Actualizado el martes 13/FEB/24

Ejemplos de la protección de la Medalla de San Benito

Siglo XIX

 

Ejemplo 9

 

En los primeros días de julio de 1843, una señora que se trataba en las aguas de Néris fue súbitamente atacada por una fuerte hemorragia nasal. Llamado el médico, reconoce el peligro del caso, pero los remedios que receta para frenar la hemorragia parecen reactivarla todavía más. Tres días después, hacia las nueve de la noche, aumenta visiblemente el peligro, y el médico no puede dejar de manifestar una viva preocupación. La dueña de la hostería sale afligida del cuarto de la enferma, y como por inspiración, pregunta si alguien tenía la medalla de San Benito. Por fortuna, aparece una en la hospedería; la enferma, mujer de fe viva, acepta la medalla y la sangre para de inmediato. Enseguida se lava las manos y el rostro se prepara para dormir, cosa que durante tres días y tres noches no pudiera lograr. Vuelta a su casa, la persona que había dado la medalla encontró una carta datada de Roma el día 3 de julio de 1843, en la cual se le decía: “Todavía no pude encontrar el libro del benedictino de Praga; pero le envío un folleto sobre el mismo tema, que me dieron los benedictinos de Roma”. Pues bien, en la enumeración que este folleto hace de los efectos milagrosos de la medalla de San Benito, se lee, entre otros: “VII – Remedio eficacísimo para las pérdidas de sangre”.

 

Ejemplo 10

 

Más o menos por la misma época (1843), una joven atacada de fiebre tifoidea, estaba obligada, desde hacía ya unos diez días, a permanecer sentada en un sillón, sin poder soportar la posición horizontal en la cama. A las nueve de la noche, un amigo de la familia, que había ido a visitarla, le habló de la medalla de San Benito y dejó caer una en el pañuelo. No habían pasado cinco minutos y ya la enferma se extendía sobre el lecho y al día siguiente, después de una noche de sueño profundo, se sintió liberada de la fiebre terrible que hasta entonces había resistido a todos los recursos médicos.

 

Ejemplo 11

 

En enero de 1849, en T..., el Rvdo.
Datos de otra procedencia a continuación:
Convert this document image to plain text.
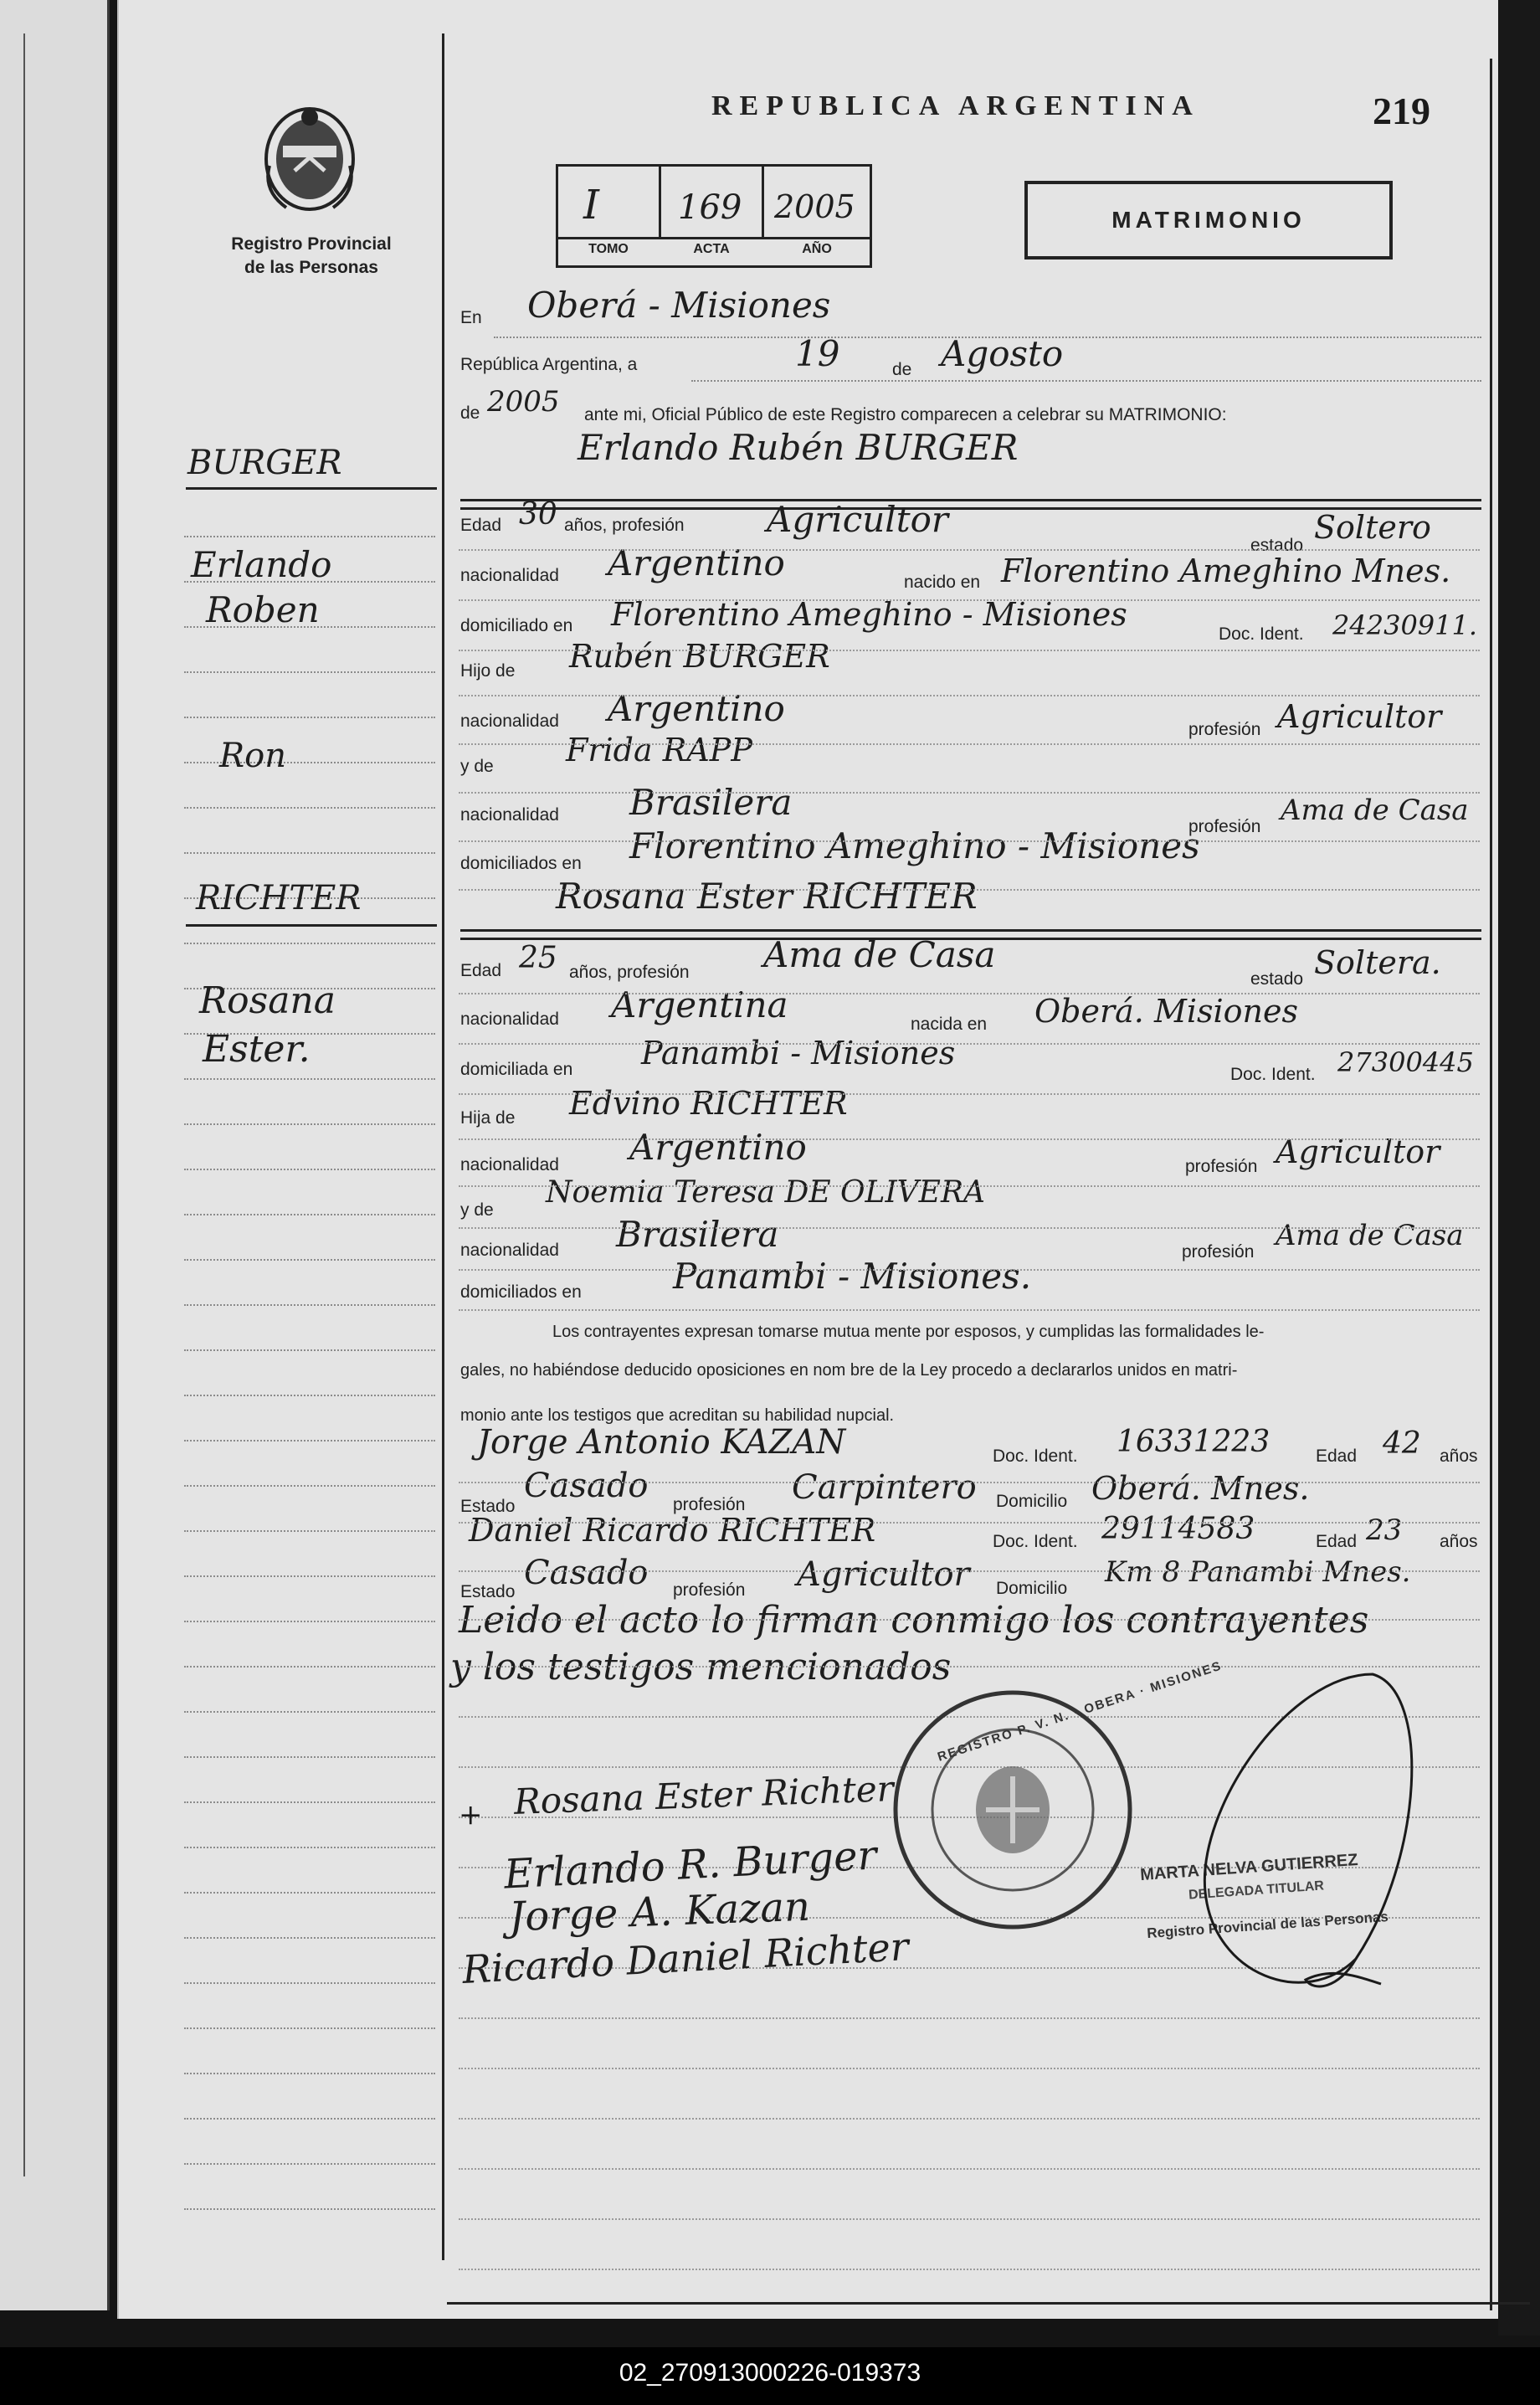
REPUBLICA ARGENTINA	219
Registro Provincial de las Personas
I 169 2005
TOMO	ACTA	AÑO
MATRIMONIO
BURGER
Erlando
Roben
Ron
RICHTER
Rosana
Ester.
En Oberá - Misiones
República Argentina, a	19	de Agosto
de 2005 ante mi, Oficial Público de este Registro comparecen a celebrar su MATRIMONIO:
Erlando Rubén BURGER
Edad 30 años, profesión Agricultor
estado Soltero
nacionalidad Argentino	nacido en Florentino Ameghino Mnes.
domiciliado en Florentino Ameghino - Misiones
Doc. Ident. 24230911.
Hijo de Rubén BURGER
nacionalidad Argentino
profesión Agricultor
y de Frida RAPP
nacionalidad Brasilera
profesión Ama de Casa
domiciliados en Florentino Ameghino - Misiones
Rosana Ester RICHTER
Edad 25 años, profesión Ama de Casa
estado Soltera.
nacionalidad Argentina	nacida en Oberá. Misiones
domiciliada en Panambi - Misiones
Doc. Ident. 27300445
Hija de Edvino RICHTER
nacionalidad Argentino	profesión Agricultor
y de
Noemia Teresa DE OLIVERA
nacionalidad Brasilera	profesión Ama de Casa
domiciliados en	Panambi - Misiones.
Los contrayentes expresan tomarse mutua mente por esposos, y cumplidas las formalidades le-
gales, no habiéndose deducido oposiciones en nom bre de la Ley procedo a declararlos unidos en matri-
monio ante los testigos que acreditan su habilidad nupcial.
Jorge Antonio KAZAN	Doc. Ident. 16331223	Edad 42 años
Estado
Casado profesión Carpintero Domicilio Oberá. Mnes.
Daniel Ricardo RICHTER	Doc. Ident. 29114583	Edad 23 años
Estado Casado profesión Agricultor Domicilio Km 8 Panambi Mnes.
Leido el acto lo firman conmigo los contrayentes
y los testigos mencionados
REGISTRO P. V. N. · OBERA · MISIONES
MARTA NELVA GUTIERREZ
DELEGADA TITULAR
Registro Provincial de las Personas
+ Rosana Ester Richter
Erlando R. Burger
Jorge A. Kazan
Ricardo Daniel Richter
02_270913000226-019373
Padre P..., de la Compañía de Jesús, se presenta en la casa de una persona pidiendo auxilio para un dolor de dientes insoportable. Le hablan de la medalla de San Benito; y después de algunas palabras de explicación, el enfermo acepta una. Al tocarla, da un grito como si le hubieran arrancado el diente, y articula claramente estas palabras: “Se me quebró el diente”. Lleva de inmediato los dedos a la boca, y verifica que el diente está en su lugar y que el dolor había desaparecido.

 

Ejemplo 12

 

En 1858, un benedictino de la abadía de San Pablo, en Roma, sabiendo que un niño ahijado suyo, estaba gravemente enfermo en Juliers, en la Prusia Renana, hizo llegar a la madre una medalla de San Benito. Una violenta inflamación del pecho, acompañada por agudos dolores de estómago, había llevado gradualmente al pequeño al borde de la tumba. Una noche, viéndolo reducido al último extremo y próximo a expirar, la madre se acordó, súbitamente, de aplicarle la medalla recibida poco antes. Fuera de sí y trémula, la coloca sobre el pecho del niño y se postra de rodillas junto al lecho, en fervorosa oración. Inmediatamente el pobre niño se adormece tranquilo, y después de unas horas de agradable sueño, se levanta lleno de vida y curado del mal que hasta entonces resistiera a todos los recursos terapéuticos.

 

Ejemplo 13

 

En el verano de 1858, el cólera producía estragos en Tívoli, y cerca de Subiaco un hombre padecía atroces dolores. En pocas horas la terrible dolencia avanzó tanto, que se llamó con urgencia al párroco para que le administrara los últimos Sacramentos. Antes que llegase el sacerdote, el peligro se agravó a tal punto que el enfermo se juzgó perdido y cayó en la más profunda atonía, producida por la violencia del mal. De repente volvió en sí, y sintiendo de nuevo sus padecimientos, al apretarse fuertemente con las dos manos el estómago, revuelto por los más violentos espasmos, tocó la medalla de San Benito que llevaba puesta habitualmente. Invocó al santo, a quien tenía gran veneración. En el mismo instante se calmaron los dolores; enseguida se levantó de la cama, y al ver llegar al párroco jadeante, cubierto de polvo y sudor, le dijo: “Padre, estoy curado”; y mostrándole la medalla, agregó: “¡Esto es lo que me salvó!”. Ese hombre se presentó poco después en la abadía de los benedictinos de San Pablo de Roma con certificados del sacerdote y del médico que aseguraban la veracidad del milagro.